Estimating camera motion and intrinsics from casual videos is a core challenge in computer vision. Traditional bundle-adjustment based methods, such as SfM and SLAM, struggle to perform reliably on arbitrary data. Although specialized SfM approaches have been developed for handling dynamic scenes, they either require intrinsics or computationally expensive test-time optimization and often fall short in performance. Recently, methods like Dust3r have reformulated the SfM problem in a more data-driven way. While such techniques show promising results, they are still 1) not robust towards dynamic objects and 2) require labeled data for supervised training. As an alternative, we propose AnyCam, a fast transformer model that directly estimates camera poses and intrinsics from a dynamic video sequence in feed-forward fashion. Our intuition is that such a network can learn strong priors over realistic camera poses. To scale up our training, we rely on an uncertainty-based loss formulation and pre-trained depth and flow networks instead of motion or trajectory supervision. This allows us to use diverse, unlabelled video datasets obtained mostly from YouTube. Additionally, we ensure that the predicted trajectory does not accumulate drift over time through a lightweight trajectory refinement step.
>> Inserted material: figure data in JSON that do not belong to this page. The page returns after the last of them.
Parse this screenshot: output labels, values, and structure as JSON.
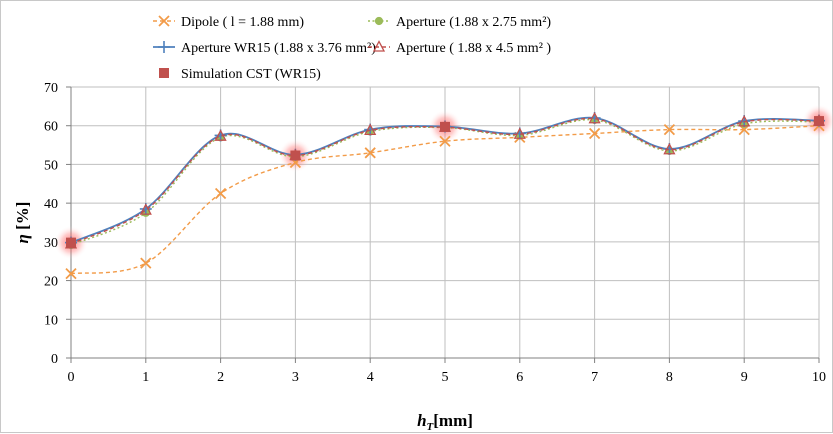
{
  "chart_data": {
    "type": "line",
    "xlabel": "h",
    "xlabel_sub": "T",
    "xlabel_unit": "[mm]",
    "ylabel": "η",
    "ylabel_unit": "[%]",
    "xlim": [
      0,
      10
    ],
    "ylim": [
      0,
      70
    ],
    "xticks": [
      "0",
      "1",
      "2",
      "3",
      "4",
      "5",
      "6",
      "7",
      "8",
      "9",
      "10"
    ],
    "yticks": [
      "0",
      "10",
      "20",
      "30",
      "40",
      "50",
      "60",
      "70"
    ],
    "grid": true,
    "legend_position": "top",
    "series": [
      {
        "name": "Dipole ( l = 1.88 mm)",
        "color": "#f29b48",
        "marker": "x",
        "dash": "dashed",
        "x": [
          0,
          1,
          2,
          3,
          4,
          5,
          6,
          7,
          8,
          9,
          10
        ],
        "y": [
          21.8,
          24.5,
          42.5,
          50.5,
          53.0,
          56.0,
          57.0,
          58.0,
          59.0,
          59.0,
          60.0
        ]
      },
      {
        "name": "Aperture (1.88 x 2.75 mm²)",
        "color": "#9bbb59",
        "marker": "circle",
        "dash": "dotted",
        "x": [
          0,
          1,
          2,
          3,
          4,
          5,
          6,
          7,
          8,
          9,
          10
        ],
        "y": [
          29.2,
          37.5,
          57.0,
          52.0,
          58.5,
          59.5,
          57.5,
          61.5,
          53.5,
          60.5,
          61.0
        ]
      },
      {
        "name": "Aperture WR15 (1.88 x 3.76 mm²)",
        "color": "#4f81bd",
        "marker": "plus",
        "dash": "solid",
        "x": [
          0,
          1,
          2,
          3,
          4,
          5,
          6,
          7,
          8,
          9,
          10
        ],
        "y": [
          29.8,
          38.5,
          57.5,
          52.5,
          59.0,
          59.8,
          58.0,
          62.0,
          54.0,
          61.2,
          61.3
        ]
      },
      {
        "name": "Aperture ( 1.88 x 4.5 mm² )",
        "color": "#c0504d",
        "marker": "triangle",
        "dash": "dashed",
        "x": [
          0,
          1,
          2,
          3,
          4,
          5,
          6,
          7,
          8,
          9,
          10
        ],
        "y": [
          29.5,
          38.2,
          57.3,
          52.3,
          58.8,
          59.6,
          57.8,
          61.8,
          53.8,
          61.0,
          61.2
        ]
      },
      {
        "name": "Simulation CST (WR15)",
        "color": "#c0504d",
        "marker": "square",
        "dash": "none",
        "x": [
          0,
          3,
          5,
          10
        ],
        "y": [
          29.8,
          52.3,
          59.7,
          61.2
        ]
      }
    ]
  }
}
We test AnyCam on established datasets, where it delivers accurate camera poses and intrinsics both qualitatively and quantitatively. Furthermore, even with trajectory refinement, AnyCam is significantly faster than existing works for SfM in dynamic settings. Finally, by combining camera information, uncertainty, and depth, our model can produce high-quality 4D pointclouds.

Paper Structure

This paper contains 41 sections, 16 equations, 5 figures, 4 tables.

Figures (5)

  • Figure 1: AnyCam. Given a casual video and pretrained monocular depth estimation (MDE) and optical flow networks, AnyCam outputs camera poses, camera intrinsics, and uncertainty maps in a single forward pass. The uncertainty maps represent probable movement in the scene. By using a novel loss formulation, AnyCam can be trained on a large corpus of unlabelled videos mostly obtained from YouTube.
  • Figure 2: Architecture. AnyCam processes a sequence of frames from a casual video with corresponding depth maps and optical flow. A backbone extracts feature maps per image. Information sharing between frames is enabled by multiple attention layers that process the features of all sequence images. The transformer architecture outputs one pose token $\phi^{i \rightarrow j}$ per timestep and an additional sequence token $\phi^\text{seq}$. The pose tokens are processed using multiple intrinsic hypotheses $f\in \{f_1, \ldots , f_m\}$, parametrized by frame prediction heads $(\mathcal{H}^\mathbf{P}_f, \mathcal{H}^\mathbf{\sigma}_f)$. The sequence head $\mathcal{H}^\mathbf{seq}$ predicts the likelihood scores of the different hypotheses. The model is trained end-to-end via a reprojection loss, a pose consistency loss between forward and backward pose predictions, and a KL-divergence loss.
  • Figure 3: Qualitative results on various datasets.Red: forward-pass prediction, Green: refined trajectory, Yellow: GT (if available). AnyCam is able to predict high-quality pose estimates on challenging scenes in dynamic environments. The uncertainty maps show objects with a high likelihood of movement, such as persons or cars, that would produce inconsistencies in the induced optical flow. Pose refinement with bundle adjustment further aligns the trajectory towards reducing the error compared to the ground truth poses.
  • Figure 4: Focal length candidates. Predicted likelihood and computed flow loss for different focal candidate (FL) hypotheses for two sequences of the Davis dataset. Below: Estimated trajectories for selected FL hypotheses increasing from left to right. Red trajectory shows the trajectory for the FL with the highest likelihood. The predicted likelihood tends to be more stable than the loss when estimating the best candidate.
  • Figure 5: Focal Length Candidates. Linear-exponential distribution of focal length candidates relative to the image height.